“He who calls you is faithful; he will surely do it.”
1 Thessalonians 5:24
A recent children’s anthology I read described Christianity this way: “[Christians] believe that God watches over them and wants them to be good.” Wow. While this is an extremely accurate description of how modern culture views Christianity, it is a far cry from the true character of the God of the Bible and His message to the world. In other words, the people who wrote this summary have probably never read the book of Genesis.
How good are God’s people? Well, according to Genesis 12-50, we have a host of scoundrels to present to you; a family of rebels. We have brothers selling a brother into slavery. We have wives in their barrenness offering up other women to their husbands for the sake of continuing their family line. We have husbands offering their wives to Kings, saying they are their sisters to protect their own skin. We have polygamy, incest, murder, rape, lying and cheating. People laugh at the promises of God. Mothers and fathers pick favorite children. God is watching over them? Maybe they believe that. But still, everyone tries to self-protect at all costs even when God has told them He will protect them.

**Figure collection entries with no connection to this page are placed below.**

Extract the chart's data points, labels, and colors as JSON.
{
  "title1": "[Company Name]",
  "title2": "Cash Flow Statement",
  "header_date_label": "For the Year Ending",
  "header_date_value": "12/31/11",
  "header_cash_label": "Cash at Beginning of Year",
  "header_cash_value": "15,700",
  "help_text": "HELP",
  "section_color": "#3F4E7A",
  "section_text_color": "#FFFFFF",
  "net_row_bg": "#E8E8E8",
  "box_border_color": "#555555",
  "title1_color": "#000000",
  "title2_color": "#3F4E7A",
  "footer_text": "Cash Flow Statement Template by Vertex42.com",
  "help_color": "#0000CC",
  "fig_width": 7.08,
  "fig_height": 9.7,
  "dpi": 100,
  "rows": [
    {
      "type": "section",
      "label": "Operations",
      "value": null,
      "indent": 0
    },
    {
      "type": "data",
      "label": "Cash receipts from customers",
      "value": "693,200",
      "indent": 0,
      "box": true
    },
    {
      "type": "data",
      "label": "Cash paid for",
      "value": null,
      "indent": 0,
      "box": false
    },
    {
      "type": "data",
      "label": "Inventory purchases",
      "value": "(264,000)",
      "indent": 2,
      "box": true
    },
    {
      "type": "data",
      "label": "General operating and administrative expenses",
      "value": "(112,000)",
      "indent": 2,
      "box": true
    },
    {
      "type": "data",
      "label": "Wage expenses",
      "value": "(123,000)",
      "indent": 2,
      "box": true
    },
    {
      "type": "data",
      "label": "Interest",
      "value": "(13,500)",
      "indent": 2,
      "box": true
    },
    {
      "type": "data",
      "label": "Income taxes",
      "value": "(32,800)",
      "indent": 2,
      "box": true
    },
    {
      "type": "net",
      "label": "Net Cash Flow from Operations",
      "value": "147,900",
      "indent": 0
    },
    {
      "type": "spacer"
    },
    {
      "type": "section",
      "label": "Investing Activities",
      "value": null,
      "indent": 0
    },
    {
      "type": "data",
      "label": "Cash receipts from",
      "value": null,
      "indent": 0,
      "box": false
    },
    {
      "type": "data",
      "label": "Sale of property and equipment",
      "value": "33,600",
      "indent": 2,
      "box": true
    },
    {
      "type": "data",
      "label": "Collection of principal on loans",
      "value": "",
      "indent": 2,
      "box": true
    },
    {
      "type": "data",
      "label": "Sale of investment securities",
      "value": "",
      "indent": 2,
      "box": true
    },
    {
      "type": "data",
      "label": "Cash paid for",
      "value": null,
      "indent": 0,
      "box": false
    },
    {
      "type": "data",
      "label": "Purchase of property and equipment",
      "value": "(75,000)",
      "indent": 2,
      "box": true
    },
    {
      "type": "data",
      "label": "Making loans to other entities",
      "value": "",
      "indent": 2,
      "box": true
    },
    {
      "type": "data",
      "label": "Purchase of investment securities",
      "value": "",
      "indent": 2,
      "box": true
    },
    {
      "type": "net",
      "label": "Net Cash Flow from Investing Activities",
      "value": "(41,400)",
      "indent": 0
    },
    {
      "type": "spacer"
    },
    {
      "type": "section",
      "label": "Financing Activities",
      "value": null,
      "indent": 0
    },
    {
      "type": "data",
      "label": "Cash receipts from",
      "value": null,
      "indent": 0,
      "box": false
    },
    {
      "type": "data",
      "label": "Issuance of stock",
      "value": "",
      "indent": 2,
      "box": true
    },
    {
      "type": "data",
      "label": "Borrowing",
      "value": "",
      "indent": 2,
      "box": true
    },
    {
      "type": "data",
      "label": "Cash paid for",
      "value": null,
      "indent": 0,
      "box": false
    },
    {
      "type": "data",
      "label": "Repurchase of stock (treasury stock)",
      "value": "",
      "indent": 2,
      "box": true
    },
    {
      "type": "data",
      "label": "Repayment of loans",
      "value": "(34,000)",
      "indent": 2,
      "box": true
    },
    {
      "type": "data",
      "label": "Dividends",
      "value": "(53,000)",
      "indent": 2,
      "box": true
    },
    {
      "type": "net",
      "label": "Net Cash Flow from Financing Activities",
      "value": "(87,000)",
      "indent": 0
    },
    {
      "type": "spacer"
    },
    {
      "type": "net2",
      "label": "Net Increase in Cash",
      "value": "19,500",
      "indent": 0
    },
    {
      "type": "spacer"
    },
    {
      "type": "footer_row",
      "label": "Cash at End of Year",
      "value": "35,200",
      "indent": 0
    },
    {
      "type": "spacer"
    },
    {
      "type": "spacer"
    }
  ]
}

Is being good really God’s ultimate desire for His creation?
God’s desire for His people is so much bigger than wanting them to “be good.” (Thank goodness!) He wants you to be made new. He wants you to be whole and wholly filled with Him, the satisfier of all our longings. He wants our fullness to overflow into praise back to Him. He wants your heart to soften and expand to love as He loves, and He wants your actions to reflect the joy and freedom that you have found in His rescue. As for goodness, He actually wants you to know that “none is righteous, no, not one; no one understands; no one seeks for God” (Romans 3:11). He wants you to acknowledge your not-goodness so you can receive His gift of Jesus’ goodness in your place.
Ultimately, the point of Christianity is actually not our goodness. The point is God’s goodness. The riches of His love extend to the worst of the worst who believe in Him and receive Him by faith. If we are in Christ, He declares us good, and then proceeds to transform us into His image, bit by bit, till we see Him face to face.
Genesis 12-50 is the continuation of our family story. We see this difficult walk of faith and repentance through the expanding family of God in all its twists and turns, the crude exploits of his forgetful followers and the gracious mercy of their God. The beautiful, yet complex narrative of Genesis tells us about a promise-making and a promise-keeping God who does the work of building and renewing and forgiving a people that will lean on His goodness instead of their own.
Are you ready to learn more about that God? Because He has some good promises to give you.
Let’s receive them together as we lay our sin and our goodness at His feet, expecting Him to fill us with more than we could ever ask or imagine (Eph. 3:20).